Shelley J Whitehead

Toxic types to avoid when dating

18 September, 2023

If you are venturing out into the exciting, yet sometimes treacherous, world of dating it is really important to be able to recognise toxicity when it’s sitting across the table from you.  

As a relationship coach, I’ve seen some archetypal ‘toxic types’ crop up time and time again. They might seem obvious when you’re looking from the outside in, but when you’re the one on the date, and you’re caught up in the moment, spotting these toxic tendencies can be a little trickier. 

So, let’s uncover these types and equip you with the knowledge you need to steer clear of potential heartache.

The Ghoster

Firstly, we have the Ghoster. They come on strong, piquing your interest, then, without a trace, they disappear. 

A few weeks or months later, they might resurface as if nothing happened. Their behaviour speaks volumes about their inconsistency, which is a huge red flag. In a healthy relationship, communication is key, and disappearing acts aren’t part of that equation.

The Love Bomber

Then we have the Love Bomber. This person showers you with affection and attention right off the bat, overwhelming you with grand gestures and intense declarations of love. While it may feel flattering at first, it’s often a sign of control and manipulation. 

They’re trying to hook you in quickly and deeply so that when their true colours start to show, it’s harder for you to leave.

The Gaslighter

Next, meet the Gaslighter. They’re experts in manipulation, making you question your own reality. 

They’ll twist your words, your experiences, and your feelings to suit their narrative. This emotional manipulation can lead you to doubt your sanity, making you more dependent on them, which is exactly what they want.

The Eternal Victim

We also have the Eternal Victim. With them, everything bad always seems to happen to no one else but them. 

This constant state of crisis hooks you into a never-ending caregiving role. Being supportive is one thing, but constantly having to rescue someone is both exhausting and unsustainable.

The Critic

Then, we encounter the Critic. Nothing you do is ever up to their standards. 

They wrap their criticisms in a thinly veiled guise of helping you “improve” or “grow.” This constant underhanded belittling can chip away at your self-esteem over time.

The Jealous Juggernaut

The Jealous Juggernaut is another toxic type. They’re excessively suspicious or over-protective, often crossing your boundaries. 

Their extreme jealousy isn’t about love; it’s about control. They may isolate you from your friends and family, which can lead to even more serious issues.

The Disrespecter

Finally, there’s the Disrespecter. This person has little regard for your feelings, opinions, or boundaries. Any sign of disrespect, no matter how small it may seem, is a clear indication of a toxic person.

How to Stay Mindful While Dating

Now, I want to stress that being aware of these toxic types isn’t about being judgmental. It’s about recognising unhealthy patterns that can hurt you and your potential relationship. It’s about ensuring that you’re in a relationship that nurtures mutual respect, understanding, and personal growth.

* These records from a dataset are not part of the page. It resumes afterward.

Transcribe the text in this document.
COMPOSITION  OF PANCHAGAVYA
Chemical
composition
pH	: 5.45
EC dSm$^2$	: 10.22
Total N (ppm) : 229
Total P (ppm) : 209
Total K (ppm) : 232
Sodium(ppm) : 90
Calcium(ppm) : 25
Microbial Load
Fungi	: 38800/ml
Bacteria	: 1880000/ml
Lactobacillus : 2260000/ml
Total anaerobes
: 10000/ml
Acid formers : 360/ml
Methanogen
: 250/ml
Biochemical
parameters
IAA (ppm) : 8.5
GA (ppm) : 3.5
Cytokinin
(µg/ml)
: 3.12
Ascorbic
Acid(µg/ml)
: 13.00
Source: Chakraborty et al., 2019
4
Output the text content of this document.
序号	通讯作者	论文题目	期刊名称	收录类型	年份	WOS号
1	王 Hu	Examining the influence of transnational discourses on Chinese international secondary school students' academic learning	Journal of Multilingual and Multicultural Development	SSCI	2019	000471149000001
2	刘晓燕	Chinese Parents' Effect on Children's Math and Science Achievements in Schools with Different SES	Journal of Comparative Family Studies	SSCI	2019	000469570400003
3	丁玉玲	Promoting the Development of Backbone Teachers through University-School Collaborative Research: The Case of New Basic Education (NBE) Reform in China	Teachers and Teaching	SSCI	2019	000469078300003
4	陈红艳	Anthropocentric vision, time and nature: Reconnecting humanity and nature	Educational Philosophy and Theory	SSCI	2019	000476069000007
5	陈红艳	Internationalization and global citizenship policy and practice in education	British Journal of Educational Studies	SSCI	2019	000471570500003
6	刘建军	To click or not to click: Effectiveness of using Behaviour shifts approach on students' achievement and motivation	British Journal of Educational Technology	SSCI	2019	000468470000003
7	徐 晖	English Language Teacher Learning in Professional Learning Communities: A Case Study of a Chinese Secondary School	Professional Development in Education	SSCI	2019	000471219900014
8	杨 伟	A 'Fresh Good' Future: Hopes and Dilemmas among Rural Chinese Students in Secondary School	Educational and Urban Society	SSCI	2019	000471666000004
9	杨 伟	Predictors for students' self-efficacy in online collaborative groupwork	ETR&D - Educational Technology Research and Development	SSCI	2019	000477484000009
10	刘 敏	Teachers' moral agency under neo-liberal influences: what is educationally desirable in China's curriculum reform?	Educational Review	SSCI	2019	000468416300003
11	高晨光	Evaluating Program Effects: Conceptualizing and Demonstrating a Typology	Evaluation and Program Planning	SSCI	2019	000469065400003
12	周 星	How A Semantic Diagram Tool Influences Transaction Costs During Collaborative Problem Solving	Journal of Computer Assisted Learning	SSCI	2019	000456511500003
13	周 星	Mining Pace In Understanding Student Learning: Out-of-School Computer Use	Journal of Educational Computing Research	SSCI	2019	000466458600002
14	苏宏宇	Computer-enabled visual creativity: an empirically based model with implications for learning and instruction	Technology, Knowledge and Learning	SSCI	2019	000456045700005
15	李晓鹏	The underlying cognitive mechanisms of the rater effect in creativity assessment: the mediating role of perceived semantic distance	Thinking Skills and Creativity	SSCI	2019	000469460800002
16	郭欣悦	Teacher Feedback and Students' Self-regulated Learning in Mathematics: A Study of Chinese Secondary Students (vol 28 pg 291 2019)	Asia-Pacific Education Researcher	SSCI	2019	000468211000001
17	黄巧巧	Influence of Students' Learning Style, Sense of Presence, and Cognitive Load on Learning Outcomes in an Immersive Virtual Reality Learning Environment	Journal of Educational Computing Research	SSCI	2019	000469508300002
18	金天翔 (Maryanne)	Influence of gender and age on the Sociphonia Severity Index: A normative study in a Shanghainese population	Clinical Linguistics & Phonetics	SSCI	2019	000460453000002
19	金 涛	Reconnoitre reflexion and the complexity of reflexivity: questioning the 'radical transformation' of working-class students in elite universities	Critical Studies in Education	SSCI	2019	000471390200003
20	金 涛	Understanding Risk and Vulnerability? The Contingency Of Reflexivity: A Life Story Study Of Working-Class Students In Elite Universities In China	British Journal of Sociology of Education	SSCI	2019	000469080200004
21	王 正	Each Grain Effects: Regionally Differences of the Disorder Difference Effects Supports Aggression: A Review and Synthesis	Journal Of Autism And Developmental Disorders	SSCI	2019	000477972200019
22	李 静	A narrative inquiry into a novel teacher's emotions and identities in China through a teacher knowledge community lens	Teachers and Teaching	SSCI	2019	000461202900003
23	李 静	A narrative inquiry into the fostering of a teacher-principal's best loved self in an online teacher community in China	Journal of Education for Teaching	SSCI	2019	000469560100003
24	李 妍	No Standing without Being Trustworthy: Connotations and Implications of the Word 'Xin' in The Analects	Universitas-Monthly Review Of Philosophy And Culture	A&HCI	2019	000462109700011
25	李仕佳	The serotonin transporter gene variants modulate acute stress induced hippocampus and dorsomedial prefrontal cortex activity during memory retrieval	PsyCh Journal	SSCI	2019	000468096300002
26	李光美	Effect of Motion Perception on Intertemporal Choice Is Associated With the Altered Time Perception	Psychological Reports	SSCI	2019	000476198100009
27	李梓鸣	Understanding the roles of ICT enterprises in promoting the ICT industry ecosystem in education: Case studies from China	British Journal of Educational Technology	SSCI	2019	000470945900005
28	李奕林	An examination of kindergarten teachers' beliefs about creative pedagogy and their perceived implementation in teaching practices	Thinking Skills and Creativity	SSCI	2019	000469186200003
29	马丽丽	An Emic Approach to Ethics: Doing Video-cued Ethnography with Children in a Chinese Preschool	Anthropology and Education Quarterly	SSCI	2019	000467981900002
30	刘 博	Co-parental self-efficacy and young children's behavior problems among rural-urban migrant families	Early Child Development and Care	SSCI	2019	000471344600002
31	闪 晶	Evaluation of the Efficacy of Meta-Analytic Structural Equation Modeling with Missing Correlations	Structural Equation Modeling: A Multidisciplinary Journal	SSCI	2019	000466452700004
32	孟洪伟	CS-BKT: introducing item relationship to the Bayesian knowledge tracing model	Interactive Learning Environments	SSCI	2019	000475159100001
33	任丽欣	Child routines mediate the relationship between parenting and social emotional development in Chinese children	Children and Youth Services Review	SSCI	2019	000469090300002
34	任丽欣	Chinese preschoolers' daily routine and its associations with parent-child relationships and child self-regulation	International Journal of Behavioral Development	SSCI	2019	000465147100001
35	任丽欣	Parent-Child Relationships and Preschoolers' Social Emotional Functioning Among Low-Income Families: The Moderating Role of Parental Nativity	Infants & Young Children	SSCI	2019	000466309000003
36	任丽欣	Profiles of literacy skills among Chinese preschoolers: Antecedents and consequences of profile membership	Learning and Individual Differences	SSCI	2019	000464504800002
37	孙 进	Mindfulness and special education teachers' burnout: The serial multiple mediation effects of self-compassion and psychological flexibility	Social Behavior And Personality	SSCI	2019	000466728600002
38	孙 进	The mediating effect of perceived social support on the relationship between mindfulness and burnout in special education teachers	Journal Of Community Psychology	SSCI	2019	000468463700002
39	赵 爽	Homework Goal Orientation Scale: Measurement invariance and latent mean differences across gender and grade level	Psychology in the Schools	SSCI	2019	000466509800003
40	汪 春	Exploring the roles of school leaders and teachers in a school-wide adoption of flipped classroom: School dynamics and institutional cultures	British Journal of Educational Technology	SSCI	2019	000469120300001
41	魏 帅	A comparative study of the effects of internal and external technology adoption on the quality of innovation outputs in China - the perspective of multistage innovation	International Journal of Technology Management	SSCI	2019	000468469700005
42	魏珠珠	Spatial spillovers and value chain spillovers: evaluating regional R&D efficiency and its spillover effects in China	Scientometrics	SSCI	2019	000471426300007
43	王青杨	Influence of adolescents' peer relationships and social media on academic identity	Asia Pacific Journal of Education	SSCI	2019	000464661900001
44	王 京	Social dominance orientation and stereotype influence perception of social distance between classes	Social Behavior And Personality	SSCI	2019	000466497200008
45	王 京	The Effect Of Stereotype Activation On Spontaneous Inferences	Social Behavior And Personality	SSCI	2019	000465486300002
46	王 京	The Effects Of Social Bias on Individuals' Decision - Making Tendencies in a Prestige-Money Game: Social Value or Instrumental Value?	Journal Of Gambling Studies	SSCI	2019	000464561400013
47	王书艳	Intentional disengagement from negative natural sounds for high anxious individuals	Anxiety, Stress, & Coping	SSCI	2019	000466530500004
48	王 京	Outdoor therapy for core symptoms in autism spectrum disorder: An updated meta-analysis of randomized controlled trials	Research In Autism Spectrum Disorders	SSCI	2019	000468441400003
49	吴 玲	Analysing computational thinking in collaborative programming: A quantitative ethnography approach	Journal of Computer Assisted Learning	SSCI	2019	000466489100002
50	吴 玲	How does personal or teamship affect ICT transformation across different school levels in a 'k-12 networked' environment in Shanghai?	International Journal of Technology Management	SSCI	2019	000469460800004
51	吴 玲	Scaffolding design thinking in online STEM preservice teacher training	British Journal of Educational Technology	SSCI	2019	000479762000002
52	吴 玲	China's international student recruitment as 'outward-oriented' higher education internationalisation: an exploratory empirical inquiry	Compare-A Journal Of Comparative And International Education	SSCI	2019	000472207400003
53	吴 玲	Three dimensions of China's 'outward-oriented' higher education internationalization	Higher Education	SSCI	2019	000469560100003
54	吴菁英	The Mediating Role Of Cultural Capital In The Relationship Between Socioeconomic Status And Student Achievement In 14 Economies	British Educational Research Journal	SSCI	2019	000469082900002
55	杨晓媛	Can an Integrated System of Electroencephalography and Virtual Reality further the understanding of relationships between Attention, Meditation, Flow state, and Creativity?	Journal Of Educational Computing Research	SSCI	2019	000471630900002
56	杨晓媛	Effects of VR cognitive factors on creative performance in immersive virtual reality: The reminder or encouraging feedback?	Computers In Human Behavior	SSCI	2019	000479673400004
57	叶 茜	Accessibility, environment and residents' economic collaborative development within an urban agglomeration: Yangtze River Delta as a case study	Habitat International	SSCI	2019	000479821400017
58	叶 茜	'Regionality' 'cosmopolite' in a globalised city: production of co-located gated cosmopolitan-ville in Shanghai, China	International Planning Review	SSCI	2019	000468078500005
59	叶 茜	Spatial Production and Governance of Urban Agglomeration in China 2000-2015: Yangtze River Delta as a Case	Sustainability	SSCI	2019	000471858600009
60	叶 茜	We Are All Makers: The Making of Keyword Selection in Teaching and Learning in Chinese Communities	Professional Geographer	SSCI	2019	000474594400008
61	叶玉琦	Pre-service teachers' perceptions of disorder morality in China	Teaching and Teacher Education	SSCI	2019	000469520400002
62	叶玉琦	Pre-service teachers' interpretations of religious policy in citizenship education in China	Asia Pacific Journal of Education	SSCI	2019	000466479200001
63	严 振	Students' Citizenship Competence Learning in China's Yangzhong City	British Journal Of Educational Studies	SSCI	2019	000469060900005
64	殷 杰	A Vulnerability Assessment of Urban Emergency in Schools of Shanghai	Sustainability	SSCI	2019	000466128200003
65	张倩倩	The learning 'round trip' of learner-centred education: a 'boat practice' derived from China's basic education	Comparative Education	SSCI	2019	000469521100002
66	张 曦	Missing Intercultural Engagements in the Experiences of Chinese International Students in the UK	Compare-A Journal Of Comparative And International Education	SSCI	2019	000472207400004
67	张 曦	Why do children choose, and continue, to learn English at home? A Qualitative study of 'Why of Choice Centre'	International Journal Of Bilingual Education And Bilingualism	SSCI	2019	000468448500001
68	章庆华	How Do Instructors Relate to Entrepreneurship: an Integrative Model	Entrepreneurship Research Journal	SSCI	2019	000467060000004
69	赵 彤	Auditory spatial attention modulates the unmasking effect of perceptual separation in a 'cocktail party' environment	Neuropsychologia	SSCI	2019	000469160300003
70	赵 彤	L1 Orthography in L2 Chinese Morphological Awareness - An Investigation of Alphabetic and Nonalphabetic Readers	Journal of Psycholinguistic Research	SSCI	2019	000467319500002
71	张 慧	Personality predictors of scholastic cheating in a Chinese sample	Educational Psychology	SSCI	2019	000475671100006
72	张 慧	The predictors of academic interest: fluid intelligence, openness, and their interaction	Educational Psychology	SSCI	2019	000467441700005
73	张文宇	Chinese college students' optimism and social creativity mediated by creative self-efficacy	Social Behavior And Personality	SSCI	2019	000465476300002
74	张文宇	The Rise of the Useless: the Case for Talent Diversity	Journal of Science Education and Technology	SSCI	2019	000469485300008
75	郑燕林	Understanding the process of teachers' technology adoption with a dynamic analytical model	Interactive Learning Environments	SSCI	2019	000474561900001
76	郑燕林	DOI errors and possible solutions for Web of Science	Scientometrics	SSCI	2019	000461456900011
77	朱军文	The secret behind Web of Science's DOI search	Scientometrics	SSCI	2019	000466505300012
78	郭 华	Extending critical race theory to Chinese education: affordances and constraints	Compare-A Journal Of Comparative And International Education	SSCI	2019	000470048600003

After all, you deserve a partner who treats you with kindness, communicates effectively, and respects your boundaries. If you find yourself identifying these signs in your dating life, it might be time to re-evaluate whether that relationship truly serves your best interests.

However, knowing these types isn’t enough. It’s equally important to remain mindful while dating. 

One way to do this is by maintaining emotional and mental clarity, staying connected to your feelings, and trusting your instincts. It’s easy to get caught up in the whirlwind of dating, so taking a step back,  analysing the situation with a clear head is crucial.

Conclusion

It may be a good idea to visit my recent blog entitled Red flags to watch out for on a first date which gives some basic pointers on flagging potentially toxic behaviour. 

Remember to practise self-awareness, self-compassion and assertiveness. Set clear boundaries and communicate your needs and expectations openly. Most importantly, remember that everyone deserves a healthy, balanced relationship.

Thanks for reading. I hope this insight helps you navigate the complex world of dating a bit more easily. 

If you found this blog helpful, do share it with your friends who could benefit from it. 

I love sharing my tools, tips and guidance with you and supporting you on your journey to thriving relationships.

Stay mindful, stay hopeful, and most importantly, stay kind to yourself because you deserve everything of the best.